Les 8 754 communes de France qui comptent entre 1 000 et 9 000 habitants seraient ainsi dépourvues d’enjeux électoraux. Elles disparaissent littéralement. Tout comme leurs 23 millions d’habitants. On le voit, ce ne sont pas ici quelques communes rurales qui seront gommées ! Ce sont désormais 96 % des 35 000 communes de France et 50 % des électeurs qui échapperont aux résultats électoraux. Leur tort ? Appartenir à des territoires dans lesquels LREM n’a pas ou si peu d’existence et qui sont les perdants de la politique menée par le gouvernement.

Les choses vont encore plus loin. Ce qui s’opère est inédit. Il s’agit ni plus ni moins d’une violation alarmante de nos principes démocratiques pour une raison simple : les nouvelles règles édictées par le ministère de l’Intérieur permettront de comptabiliser au profit de LREM des votes qui ne leur sont pas directement destinés !

Pour cela, le gouvernement a créé sur mesure pour les partis de la majorité présidentielle une nouvelle catégorie politique : les listes « Divers centre ». Cette étiquette sera attribuée aux listes officiellement investies par LREM et ses alliés, mais surtout, - et c’est là que réside le scandale de cette circulaire – elle pourra l’être aussi aux listes qui n’ont pas été investies par la majorité présidentielle mais qui auront reçu son simple soutien, ou celui du MODEM.

Une règle qui bénéficie au seul parti au pouvoir et qui explique pourquoi la République en marche multiplie les déclarations de soutien.
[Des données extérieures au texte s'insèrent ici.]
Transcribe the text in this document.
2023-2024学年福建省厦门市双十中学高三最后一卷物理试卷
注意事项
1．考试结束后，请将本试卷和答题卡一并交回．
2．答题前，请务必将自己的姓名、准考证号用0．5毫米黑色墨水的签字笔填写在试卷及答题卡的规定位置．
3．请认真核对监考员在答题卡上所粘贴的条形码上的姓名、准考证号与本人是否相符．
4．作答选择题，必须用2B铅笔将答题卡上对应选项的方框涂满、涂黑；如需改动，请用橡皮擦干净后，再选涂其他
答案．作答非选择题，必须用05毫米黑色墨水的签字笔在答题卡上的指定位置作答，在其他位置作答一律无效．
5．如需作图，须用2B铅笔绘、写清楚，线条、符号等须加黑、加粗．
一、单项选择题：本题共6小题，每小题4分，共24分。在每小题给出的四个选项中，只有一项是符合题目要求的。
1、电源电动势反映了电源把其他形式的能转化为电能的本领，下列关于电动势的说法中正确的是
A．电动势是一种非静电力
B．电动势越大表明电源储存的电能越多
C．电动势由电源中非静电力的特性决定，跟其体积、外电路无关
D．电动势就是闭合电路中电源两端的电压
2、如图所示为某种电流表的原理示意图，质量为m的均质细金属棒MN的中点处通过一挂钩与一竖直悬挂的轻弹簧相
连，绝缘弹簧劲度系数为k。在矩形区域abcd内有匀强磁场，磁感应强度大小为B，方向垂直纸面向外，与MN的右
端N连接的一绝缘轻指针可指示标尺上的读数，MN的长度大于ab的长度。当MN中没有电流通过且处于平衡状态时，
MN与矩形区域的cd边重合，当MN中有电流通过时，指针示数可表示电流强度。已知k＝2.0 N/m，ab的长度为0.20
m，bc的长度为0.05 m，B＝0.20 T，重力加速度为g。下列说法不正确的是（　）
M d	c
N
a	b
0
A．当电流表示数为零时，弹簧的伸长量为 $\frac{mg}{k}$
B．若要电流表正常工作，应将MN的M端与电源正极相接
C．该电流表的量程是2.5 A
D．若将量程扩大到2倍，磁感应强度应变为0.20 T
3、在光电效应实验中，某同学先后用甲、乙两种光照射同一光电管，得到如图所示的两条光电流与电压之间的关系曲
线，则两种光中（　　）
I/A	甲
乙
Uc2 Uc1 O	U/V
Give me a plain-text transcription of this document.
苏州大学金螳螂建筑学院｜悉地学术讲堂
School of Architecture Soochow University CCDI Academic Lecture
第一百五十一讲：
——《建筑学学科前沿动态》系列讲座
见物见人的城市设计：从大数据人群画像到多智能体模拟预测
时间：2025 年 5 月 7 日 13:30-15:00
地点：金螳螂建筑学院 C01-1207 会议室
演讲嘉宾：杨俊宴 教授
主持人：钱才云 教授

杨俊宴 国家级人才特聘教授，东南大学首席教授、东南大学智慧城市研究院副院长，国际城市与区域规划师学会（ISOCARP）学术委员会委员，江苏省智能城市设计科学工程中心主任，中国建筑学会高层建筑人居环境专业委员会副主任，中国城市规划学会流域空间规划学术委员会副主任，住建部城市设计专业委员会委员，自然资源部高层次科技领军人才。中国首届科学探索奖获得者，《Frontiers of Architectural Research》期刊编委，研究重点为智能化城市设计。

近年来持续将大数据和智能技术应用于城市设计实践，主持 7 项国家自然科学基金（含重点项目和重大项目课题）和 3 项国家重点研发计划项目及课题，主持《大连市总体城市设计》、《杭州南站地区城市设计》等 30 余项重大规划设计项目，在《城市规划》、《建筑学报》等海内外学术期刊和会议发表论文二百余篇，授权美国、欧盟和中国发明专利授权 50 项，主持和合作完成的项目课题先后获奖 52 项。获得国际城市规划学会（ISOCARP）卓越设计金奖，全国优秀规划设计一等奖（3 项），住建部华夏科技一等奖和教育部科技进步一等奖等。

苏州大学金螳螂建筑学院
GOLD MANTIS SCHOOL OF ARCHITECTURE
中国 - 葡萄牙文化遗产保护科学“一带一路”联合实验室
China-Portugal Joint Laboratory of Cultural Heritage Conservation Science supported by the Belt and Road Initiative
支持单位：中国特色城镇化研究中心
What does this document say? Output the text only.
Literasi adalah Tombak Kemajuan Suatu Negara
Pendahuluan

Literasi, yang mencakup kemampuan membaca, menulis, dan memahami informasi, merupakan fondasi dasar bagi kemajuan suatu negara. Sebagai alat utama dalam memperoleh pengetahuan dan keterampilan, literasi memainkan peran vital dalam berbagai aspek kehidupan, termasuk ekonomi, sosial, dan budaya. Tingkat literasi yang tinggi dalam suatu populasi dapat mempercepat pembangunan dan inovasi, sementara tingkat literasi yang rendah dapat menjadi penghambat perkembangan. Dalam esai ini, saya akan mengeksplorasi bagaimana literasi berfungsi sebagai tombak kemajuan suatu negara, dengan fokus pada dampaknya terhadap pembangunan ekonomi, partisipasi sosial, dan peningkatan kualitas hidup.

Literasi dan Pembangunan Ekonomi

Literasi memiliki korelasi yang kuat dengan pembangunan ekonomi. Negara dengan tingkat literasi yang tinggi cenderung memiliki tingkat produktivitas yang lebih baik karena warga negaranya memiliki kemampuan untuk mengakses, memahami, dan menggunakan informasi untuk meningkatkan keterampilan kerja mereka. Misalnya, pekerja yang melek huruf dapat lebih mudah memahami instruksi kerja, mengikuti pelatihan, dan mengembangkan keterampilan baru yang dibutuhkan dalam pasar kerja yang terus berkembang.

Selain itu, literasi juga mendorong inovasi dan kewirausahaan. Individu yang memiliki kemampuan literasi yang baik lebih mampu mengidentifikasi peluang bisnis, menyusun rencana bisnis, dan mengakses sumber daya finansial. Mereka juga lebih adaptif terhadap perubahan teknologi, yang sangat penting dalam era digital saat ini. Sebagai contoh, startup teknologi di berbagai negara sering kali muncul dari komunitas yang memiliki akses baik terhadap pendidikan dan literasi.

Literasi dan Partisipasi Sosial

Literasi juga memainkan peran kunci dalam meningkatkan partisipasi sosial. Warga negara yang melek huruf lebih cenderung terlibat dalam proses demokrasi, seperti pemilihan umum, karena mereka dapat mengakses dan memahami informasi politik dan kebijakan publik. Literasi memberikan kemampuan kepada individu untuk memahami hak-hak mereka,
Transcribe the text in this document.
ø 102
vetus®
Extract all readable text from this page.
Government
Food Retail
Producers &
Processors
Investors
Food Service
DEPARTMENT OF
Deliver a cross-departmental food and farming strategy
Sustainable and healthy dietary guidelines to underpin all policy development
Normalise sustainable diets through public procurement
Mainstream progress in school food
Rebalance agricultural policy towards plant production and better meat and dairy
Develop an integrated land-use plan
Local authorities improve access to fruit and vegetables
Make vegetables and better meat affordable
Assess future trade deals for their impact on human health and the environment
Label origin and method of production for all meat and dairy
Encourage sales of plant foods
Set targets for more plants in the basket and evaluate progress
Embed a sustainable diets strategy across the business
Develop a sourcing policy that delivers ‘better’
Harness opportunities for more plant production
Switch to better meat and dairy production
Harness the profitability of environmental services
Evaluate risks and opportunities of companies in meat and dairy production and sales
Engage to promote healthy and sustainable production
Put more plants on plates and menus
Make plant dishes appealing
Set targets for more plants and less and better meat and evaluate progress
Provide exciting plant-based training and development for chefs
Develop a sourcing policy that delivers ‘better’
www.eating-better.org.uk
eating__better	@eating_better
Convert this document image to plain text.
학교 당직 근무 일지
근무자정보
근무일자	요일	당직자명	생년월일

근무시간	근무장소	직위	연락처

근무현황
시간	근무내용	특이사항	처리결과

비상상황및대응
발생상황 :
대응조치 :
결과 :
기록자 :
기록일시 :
Il suffit en effet à la direction de LREM d’affirmer son soutien à une liste pour que celle-ci soit demain enregistrée comme « divers centre » et peu importe qu’elle ne compte aucun candidat LREM.

Et l’électeur dans tout ça ? Ce n’est ni plus ni moins que le sens véritable de son vote qui pourra être détourné au profit de la majorité présidentielle. C’est un piétinement de l’expression du suffrage des électeurs.